Document Type

Book Review

Publication Date



This essay reviews Constitutional Redemption: Political Faith in an Unjust World by Jack Balkin (2011) and Living Originalism by Jack M. Balkin (2011).

Contemporary scholarly debates about originalism and living constitutionalism are filled with claims about the political valence of these two theories. Here are some examples: "Originalism remains even now a powerful vehicle for conservative mobilization. ..." "[L]iving constitutionalism...has been at the core of progressive constitutional thought since the 1970s." "[A]ny reasonably well-informed observer knows that the term 'living Constitution' encodes liberal sympathies, just as originalism encodes conservative ones. ..." "[O]riginalism cannot easily be appropriated to progressive constitutional arguments." The conventional wisdom associates originalism with the right and living constitutionalism with the left.

But are these claims correct?
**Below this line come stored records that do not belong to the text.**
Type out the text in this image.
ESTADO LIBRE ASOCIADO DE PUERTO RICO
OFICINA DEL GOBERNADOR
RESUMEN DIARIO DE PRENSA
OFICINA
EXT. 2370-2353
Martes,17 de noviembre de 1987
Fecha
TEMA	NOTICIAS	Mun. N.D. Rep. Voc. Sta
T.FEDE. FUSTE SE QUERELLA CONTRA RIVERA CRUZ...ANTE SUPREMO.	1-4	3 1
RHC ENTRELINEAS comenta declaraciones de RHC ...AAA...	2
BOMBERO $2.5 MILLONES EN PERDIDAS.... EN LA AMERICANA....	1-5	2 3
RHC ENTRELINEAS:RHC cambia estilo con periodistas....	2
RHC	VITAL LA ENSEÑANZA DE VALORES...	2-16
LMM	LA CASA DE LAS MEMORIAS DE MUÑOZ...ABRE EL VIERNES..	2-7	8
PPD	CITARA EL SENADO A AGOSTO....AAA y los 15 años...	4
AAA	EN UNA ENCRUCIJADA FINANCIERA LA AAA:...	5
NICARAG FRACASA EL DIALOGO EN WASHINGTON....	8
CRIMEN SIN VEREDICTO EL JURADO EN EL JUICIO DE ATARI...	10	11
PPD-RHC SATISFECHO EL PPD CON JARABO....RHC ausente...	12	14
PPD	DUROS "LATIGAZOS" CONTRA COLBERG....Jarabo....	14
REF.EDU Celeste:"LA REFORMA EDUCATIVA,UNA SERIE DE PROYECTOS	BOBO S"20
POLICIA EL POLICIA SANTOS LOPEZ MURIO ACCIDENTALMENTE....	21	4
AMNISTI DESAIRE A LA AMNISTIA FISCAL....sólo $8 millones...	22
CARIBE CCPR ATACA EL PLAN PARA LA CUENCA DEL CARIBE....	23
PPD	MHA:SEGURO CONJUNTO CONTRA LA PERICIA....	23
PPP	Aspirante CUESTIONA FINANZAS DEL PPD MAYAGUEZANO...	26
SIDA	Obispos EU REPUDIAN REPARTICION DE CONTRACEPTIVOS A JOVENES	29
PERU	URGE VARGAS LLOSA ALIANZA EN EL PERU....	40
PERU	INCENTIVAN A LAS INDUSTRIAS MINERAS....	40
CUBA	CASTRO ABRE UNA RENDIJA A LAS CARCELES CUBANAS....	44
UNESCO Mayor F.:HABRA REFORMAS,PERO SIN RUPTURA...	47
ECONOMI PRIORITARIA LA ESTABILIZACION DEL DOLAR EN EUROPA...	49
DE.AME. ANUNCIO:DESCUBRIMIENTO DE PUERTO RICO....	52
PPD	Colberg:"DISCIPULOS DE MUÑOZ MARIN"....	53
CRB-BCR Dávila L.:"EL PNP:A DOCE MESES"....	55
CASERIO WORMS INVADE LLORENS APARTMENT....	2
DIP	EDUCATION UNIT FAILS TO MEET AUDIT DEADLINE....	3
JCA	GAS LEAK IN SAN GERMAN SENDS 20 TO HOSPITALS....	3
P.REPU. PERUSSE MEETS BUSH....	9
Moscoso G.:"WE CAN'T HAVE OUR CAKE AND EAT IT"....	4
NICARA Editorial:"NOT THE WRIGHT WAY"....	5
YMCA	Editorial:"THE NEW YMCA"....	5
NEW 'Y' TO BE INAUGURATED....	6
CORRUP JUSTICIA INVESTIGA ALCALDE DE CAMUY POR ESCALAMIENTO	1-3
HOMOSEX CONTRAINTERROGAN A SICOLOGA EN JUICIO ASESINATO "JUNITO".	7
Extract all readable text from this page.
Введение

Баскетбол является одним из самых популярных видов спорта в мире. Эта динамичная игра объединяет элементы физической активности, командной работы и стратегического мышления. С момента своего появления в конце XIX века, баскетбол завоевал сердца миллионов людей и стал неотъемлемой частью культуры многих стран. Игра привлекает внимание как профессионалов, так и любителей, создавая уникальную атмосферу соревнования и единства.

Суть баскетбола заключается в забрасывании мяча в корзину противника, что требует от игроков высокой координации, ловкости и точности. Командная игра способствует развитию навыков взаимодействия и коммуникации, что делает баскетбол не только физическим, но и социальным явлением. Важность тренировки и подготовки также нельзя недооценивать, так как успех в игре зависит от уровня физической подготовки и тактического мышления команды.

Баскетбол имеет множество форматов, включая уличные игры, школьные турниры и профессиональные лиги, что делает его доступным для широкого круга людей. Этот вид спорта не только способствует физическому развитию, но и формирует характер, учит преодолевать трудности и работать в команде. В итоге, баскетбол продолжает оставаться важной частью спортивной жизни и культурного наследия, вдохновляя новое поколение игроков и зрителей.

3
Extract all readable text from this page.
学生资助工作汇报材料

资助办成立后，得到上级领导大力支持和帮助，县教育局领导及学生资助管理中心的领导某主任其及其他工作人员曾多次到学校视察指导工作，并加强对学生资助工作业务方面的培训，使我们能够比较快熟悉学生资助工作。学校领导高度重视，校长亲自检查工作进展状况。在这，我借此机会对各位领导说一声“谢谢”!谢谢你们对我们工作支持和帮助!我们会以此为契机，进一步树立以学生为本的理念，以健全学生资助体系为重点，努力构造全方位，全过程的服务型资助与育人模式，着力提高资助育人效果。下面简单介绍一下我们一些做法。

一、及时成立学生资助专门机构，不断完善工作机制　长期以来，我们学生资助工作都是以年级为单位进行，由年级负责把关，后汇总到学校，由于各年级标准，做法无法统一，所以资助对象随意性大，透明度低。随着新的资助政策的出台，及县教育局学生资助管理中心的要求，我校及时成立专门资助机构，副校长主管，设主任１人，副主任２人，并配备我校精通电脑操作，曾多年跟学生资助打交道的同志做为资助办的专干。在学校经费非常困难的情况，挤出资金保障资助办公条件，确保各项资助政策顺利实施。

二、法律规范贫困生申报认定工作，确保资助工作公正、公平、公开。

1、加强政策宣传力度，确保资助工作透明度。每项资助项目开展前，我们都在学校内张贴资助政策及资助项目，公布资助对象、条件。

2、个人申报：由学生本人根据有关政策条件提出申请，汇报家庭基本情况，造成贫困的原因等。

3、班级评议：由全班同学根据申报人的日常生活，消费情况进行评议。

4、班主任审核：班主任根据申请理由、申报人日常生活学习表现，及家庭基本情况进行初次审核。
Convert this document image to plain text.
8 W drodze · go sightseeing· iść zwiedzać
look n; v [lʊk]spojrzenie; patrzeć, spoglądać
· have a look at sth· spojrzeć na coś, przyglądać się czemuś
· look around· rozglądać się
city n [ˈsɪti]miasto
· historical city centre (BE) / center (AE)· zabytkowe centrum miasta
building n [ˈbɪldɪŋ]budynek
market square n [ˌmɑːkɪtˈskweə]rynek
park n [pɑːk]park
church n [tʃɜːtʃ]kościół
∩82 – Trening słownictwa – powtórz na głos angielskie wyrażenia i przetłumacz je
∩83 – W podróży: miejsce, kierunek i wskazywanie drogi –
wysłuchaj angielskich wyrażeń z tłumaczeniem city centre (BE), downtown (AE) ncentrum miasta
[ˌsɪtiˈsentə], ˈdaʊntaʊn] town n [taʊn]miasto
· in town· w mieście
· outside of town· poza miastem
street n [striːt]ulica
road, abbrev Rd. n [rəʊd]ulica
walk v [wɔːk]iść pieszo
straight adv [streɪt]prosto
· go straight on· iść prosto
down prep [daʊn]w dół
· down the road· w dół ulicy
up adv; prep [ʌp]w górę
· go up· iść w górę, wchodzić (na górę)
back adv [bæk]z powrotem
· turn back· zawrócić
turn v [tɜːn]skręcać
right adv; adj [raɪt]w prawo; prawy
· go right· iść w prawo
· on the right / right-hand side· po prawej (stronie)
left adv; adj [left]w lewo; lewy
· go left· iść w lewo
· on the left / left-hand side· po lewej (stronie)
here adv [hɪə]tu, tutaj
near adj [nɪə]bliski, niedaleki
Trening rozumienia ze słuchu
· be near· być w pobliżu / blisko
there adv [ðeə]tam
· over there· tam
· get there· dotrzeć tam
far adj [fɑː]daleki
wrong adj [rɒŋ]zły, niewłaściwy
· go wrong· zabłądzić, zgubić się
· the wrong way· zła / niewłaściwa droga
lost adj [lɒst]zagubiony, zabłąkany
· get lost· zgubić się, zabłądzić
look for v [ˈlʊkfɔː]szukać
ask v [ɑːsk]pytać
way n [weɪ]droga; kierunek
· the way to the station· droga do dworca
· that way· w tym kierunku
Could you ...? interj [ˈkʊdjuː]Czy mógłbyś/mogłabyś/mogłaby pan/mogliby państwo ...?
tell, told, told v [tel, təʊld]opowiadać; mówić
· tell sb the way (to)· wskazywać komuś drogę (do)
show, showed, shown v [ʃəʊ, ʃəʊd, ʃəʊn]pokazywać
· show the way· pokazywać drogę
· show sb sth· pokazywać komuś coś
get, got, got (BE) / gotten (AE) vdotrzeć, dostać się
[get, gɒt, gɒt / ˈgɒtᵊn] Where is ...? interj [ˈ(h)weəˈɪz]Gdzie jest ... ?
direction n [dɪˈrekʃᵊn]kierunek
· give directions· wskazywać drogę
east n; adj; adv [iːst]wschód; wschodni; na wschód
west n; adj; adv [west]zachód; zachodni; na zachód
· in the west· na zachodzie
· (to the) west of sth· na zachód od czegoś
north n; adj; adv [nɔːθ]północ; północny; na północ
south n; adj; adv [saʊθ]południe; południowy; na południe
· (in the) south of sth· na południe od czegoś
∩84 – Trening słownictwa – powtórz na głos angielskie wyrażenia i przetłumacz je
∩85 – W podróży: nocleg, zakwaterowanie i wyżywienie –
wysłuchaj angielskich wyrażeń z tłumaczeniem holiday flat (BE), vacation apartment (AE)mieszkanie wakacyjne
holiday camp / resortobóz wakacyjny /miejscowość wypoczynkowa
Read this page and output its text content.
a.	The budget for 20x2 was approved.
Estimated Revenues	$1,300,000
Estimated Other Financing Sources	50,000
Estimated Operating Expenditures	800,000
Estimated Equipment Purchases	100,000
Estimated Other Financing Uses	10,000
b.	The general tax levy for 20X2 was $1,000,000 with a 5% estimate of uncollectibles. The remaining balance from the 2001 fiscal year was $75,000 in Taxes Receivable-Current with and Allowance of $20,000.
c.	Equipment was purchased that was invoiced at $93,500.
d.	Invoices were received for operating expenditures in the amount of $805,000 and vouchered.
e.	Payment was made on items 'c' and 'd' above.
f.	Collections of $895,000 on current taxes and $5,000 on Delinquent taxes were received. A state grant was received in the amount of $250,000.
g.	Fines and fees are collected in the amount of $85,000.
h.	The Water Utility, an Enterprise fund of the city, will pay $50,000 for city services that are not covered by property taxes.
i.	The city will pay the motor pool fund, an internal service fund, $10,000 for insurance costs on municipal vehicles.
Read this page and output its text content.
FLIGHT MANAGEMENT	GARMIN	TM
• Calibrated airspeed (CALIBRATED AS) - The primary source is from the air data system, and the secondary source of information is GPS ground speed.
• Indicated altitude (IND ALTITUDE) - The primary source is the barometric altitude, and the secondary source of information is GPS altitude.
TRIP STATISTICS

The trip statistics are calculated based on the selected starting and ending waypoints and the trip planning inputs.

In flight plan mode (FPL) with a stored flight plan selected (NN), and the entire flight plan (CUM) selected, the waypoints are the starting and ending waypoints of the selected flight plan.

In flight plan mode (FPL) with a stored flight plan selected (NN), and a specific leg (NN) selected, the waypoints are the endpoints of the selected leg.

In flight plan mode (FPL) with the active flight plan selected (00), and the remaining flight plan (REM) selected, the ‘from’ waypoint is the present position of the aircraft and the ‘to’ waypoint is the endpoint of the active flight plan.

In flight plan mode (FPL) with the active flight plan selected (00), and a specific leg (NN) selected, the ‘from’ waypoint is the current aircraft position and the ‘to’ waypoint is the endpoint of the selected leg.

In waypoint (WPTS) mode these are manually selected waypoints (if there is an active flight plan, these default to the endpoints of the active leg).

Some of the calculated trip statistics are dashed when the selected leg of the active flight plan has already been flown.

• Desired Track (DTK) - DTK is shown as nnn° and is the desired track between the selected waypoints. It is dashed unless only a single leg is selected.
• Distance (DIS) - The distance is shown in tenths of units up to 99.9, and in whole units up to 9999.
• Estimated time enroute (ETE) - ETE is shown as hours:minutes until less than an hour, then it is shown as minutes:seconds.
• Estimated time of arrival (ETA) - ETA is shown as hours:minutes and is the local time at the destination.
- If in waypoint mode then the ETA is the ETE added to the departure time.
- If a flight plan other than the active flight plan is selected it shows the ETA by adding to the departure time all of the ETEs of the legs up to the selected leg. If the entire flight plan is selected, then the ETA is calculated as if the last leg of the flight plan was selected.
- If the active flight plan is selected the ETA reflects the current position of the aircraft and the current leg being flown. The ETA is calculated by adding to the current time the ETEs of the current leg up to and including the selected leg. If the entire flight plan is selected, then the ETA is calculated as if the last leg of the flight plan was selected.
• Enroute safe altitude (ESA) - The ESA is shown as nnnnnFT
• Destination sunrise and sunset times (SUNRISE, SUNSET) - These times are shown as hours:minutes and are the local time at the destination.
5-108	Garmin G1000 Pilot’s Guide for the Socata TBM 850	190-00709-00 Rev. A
Could there be a progressive constitutional theory that is consistent with the core premises of originalism? This essay will answer these questions with a focus on the views of Jack Balkin as they were developed in Constitutional Redemption and Living Originalism. Here is the roadmap. Part II will address the question, "What is fidelity to the original meaning of the Constitution?" by laying out a brief history of originalist theory, identifying the core of originalist thought, and then explicating the idea of constitutional fidelity. Part III will address the question, "What is faith in the possibility of constitutional redemption?" by explicating the notions of redemption, faith, and possibility. Part IV will then explore the widely held view that belief in progressive constitutional redemption is impossible, and will assess Jack Balkin's arguments for a reconciliation of progressive faith and constitutional fidelity. Part V concludes.